La volatilidad del petróleo en este contexto no es un fenómeno aislado, sino el reflejo de la sensibilidad del mercado frente a cualquier amenaza que ponga en riesgo la estabilidad del suministro mundial. Oriente Medio concentra una parte significativa de las reservas globales de hidrocarburos y, además, alberga algunas de las rutas marítimas más importantes para el transporte de petróleo.

Uno de los puntos más críticos es el estrecho de Ormuz, un corredor marítimo por el que transita cerca de una quinta parte del petróleo que se transporta por mar en el mundo. Cualquier alteración en esta ruta estratégica podría generar un impacto inmediato en la oferta global de crudo, lo que inevitablemente se traduciría en aumentos de precios.

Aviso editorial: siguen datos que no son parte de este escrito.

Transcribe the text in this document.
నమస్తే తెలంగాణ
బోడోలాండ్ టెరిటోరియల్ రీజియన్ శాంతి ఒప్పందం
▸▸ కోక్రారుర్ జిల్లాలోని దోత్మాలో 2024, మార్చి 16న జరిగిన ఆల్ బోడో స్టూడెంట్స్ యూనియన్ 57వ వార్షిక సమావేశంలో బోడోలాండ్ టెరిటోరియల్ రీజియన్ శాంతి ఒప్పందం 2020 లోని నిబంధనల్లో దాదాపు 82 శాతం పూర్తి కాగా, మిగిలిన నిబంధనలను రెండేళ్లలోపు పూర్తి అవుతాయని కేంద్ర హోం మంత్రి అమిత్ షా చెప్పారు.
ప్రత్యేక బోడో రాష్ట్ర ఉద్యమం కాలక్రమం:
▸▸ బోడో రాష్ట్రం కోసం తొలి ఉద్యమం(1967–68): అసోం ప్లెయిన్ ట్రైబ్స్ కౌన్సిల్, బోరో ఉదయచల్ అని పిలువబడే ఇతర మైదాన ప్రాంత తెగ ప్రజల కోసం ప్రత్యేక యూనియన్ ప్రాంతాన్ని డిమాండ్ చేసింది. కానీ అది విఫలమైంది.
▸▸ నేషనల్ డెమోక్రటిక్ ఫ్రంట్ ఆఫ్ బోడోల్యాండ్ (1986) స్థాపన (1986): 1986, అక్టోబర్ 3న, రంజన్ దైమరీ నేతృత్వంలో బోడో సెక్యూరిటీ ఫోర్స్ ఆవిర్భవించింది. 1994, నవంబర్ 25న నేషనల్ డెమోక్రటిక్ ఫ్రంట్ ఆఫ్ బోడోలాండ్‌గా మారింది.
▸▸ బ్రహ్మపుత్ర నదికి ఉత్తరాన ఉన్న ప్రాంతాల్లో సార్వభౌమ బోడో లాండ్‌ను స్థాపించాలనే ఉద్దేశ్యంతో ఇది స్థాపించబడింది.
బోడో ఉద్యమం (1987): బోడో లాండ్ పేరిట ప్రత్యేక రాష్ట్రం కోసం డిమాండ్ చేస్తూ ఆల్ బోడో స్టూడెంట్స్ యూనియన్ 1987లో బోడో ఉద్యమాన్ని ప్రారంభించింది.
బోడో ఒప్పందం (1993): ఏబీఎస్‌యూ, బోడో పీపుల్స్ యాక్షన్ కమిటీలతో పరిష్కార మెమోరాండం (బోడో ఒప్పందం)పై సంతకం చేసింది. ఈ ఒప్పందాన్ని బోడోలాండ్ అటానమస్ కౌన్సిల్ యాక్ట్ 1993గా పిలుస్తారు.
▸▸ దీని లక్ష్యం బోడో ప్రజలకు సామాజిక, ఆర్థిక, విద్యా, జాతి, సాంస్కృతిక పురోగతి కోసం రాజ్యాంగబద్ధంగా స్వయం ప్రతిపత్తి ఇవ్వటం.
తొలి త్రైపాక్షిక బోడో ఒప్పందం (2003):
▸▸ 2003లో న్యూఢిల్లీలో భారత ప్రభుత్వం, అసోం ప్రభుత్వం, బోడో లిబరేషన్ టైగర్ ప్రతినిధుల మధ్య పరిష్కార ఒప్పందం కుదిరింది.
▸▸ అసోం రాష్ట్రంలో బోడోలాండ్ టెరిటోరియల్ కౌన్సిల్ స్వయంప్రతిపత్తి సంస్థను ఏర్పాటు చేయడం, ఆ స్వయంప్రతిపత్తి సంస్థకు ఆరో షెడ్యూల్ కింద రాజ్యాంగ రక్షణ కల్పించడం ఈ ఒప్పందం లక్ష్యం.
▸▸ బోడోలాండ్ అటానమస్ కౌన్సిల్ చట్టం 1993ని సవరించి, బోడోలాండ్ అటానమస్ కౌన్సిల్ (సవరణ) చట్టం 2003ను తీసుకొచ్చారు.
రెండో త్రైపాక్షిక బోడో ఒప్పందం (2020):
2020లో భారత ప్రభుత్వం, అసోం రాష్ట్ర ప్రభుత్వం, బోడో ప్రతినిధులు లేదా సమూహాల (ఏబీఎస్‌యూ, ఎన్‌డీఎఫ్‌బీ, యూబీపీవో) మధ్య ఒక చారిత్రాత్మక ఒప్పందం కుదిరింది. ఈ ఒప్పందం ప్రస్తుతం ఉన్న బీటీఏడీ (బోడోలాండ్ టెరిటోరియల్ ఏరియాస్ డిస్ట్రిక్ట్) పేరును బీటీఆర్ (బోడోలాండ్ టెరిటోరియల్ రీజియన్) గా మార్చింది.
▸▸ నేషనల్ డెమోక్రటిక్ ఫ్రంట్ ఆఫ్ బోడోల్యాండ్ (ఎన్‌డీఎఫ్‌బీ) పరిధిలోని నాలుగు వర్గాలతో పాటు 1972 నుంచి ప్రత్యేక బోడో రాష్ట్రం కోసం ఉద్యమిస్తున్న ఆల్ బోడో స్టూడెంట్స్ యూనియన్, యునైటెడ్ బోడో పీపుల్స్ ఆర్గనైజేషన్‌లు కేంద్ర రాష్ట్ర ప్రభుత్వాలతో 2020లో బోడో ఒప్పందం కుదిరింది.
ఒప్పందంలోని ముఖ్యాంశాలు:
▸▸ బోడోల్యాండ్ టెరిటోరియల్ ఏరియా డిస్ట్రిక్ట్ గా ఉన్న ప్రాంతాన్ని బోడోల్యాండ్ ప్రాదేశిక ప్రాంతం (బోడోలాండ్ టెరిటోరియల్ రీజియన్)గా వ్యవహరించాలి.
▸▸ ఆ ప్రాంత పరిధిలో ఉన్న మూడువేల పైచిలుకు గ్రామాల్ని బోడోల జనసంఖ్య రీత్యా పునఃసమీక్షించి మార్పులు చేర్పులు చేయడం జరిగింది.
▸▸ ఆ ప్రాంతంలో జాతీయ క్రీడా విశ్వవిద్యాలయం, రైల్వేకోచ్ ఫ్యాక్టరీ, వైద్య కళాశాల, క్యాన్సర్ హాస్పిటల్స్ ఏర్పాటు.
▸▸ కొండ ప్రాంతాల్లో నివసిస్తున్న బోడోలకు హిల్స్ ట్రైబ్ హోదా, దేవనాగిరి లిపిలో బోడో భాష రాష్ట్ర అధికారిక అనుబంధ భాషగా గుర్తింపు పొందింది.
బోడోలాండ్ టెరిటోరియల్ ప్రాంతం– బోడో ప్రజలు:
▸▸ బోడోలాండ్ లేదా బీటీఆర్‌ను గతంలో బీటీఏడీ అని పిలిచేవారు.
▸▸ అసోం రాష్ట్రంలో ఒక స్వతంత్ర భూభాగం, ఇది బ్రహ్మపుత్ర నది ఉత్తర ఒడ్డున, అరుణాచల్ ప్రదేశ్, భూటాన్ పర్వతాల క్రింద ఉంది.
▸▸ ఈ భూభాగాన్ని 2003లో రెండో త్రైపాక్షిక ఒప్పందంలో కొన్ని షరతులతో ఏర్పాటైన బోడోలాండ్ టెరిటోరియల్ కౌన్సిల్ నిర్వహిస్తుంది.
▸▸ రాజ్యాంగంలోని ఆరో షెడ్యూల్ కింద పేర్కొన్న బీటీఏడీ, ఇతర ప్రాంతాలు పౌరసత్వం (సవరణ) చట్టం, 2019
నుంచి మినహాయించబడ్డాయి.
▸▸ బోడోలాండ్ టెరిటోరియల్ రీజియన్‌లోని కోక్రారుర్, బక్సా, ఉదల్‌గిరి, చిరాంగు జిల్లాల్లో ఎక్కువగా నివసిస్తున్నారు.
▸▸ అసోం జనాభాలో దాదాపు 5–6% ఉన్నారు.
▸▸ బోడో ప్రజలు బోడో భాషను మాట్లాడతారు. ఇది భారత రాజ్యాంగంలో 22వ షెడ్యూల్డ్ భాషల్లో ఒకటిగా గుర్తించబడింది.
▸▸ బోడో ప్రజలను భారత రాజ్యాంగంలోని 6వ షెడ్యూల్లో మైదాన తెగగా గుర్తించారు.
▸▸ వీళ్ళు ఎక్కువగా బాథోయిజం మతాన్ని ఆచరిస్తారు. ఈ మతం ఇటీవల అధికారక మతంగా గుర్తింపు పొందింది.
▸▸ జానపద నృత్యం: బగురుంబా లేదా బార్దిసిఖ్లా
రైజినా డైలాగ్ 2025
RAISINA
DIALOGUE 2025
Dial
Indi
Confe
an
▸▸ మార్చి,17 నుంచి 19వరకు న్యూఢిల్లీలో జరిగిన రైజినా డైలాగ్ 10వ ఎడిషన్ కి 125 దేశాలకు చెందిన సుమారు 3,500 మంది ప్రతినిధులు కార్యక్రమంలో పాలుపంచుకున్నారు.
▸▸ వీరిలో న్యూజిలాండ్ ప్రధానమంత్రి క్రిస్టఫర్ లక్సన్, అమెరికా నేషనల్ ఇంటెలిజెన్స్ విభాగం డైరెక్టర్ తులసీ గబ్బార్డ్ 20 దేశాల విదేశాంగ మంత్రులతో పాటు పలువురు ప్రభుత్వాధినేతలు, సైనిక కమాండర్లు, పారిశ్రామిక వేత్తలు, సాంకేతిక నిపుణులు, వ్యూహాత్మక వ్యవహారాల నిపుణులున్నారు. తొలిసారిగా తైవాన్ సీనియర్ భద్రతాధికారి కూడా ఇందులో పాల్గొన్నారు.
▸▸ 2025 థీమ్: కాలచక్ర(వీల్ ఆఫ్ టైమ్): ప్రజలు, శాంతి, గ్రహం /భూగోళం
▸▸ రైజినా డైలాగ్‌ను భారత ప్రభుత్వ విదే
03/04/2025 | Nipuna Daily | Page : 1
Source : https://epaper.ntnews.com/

En este escenario, la tensión entre Estados Unidos, Israel e Irán ha elevado el nivel de preocupación entre los operadores del mercado. Los analistas advierten que, si el conflicto escala o si se producen bloqueos en las rutas de transporte, el suministro mundial podría verse comprometido, generando un desequilibrio entre oferta y demanda que impulsaría nuevamente el precio del petróleo.

Los datos recientes muestran que el mercado ya ha comenzado a reaccionar. Desde finales de febrero, cuando se intensificaron los episodios de confrontación en la región, el precio del crudo ha acumulado un incremento superior al 40 %, lo que evidencia el impacto directo que tienen los factores geopolíticos sobre la dinámica energética global.

Para los próximos días, los especialistas coinciden en que el comportamiento del petróleo dependerá principalmente de tres variables fundamentales: la evolución del conflicto en Oriente Medio, las decisiones que adopten las principales economías del mundo frente al uso de reservas estratégicas y la estabilidad de las rutas internacionales de transporte de hidrocarburos.

Si las tensiones se agravan o se presentan incidentes que afecten la producción o el tránsito de petróleo en la región, el Brent podría volver a superar la barrera de los 100 dólares e incluso acercarse nuevamente a los 120 dólares por barril. Por el contrario, si se abre un espacio de negociación o disminuye la presión militar, el mercado podría experimentar una fase de corrección y estabilización.

En el caso de Colombia, la subida del petróleo tiene efectos ambivalentes. Por un lado, el encarecimiento del crudo favorece los ingresos por exportaciones y fortalece el recaudo fiscal, debido a la importancia que tiene el sector petrolero dentro de la economía nacional. Sin embargo, este mismo fenómeno genera presiones significativas sobre las finanzas públicas, particularmente en lo relacionado con los subsidios a los combustibles.

El aumento del precio internacional del petróleo incrementa el costo de mantener los subsidios a la gasolina y al diésel, lo que amplía el déficit del Fondo de Estabilización de Precios de los Combustibles (Fepc). Este desequilibrio fiscal obliga al Gobierno a tomar decisiones complejas, como ajustar gradualmente los precios internos o asumir mayores compromisos presupuestales para evitar un impacto directo en los consumidores.

Además, un encarecimiento sostenido del petróleo puede traducirse en presiones inflacionarias, ya que el costo de los combustibles incide en el transporte de mercancías y, por ende, en el precio final de numerosos bienes y servicios.

En medio de este panorama, el mercado energético global permanece en estado de alerta. La evolución del conflicto en Oriente Medio no solo definirá el rumbo de los precios del petróleo en las próximas semanas, sino que también tendrá repercusiones profundas en la estabilidad económica de múltiples países, incluidos aquellos que, como Colombia, dependen en buena medida del comportamiento de los mercados internacionales de hidrocarburos.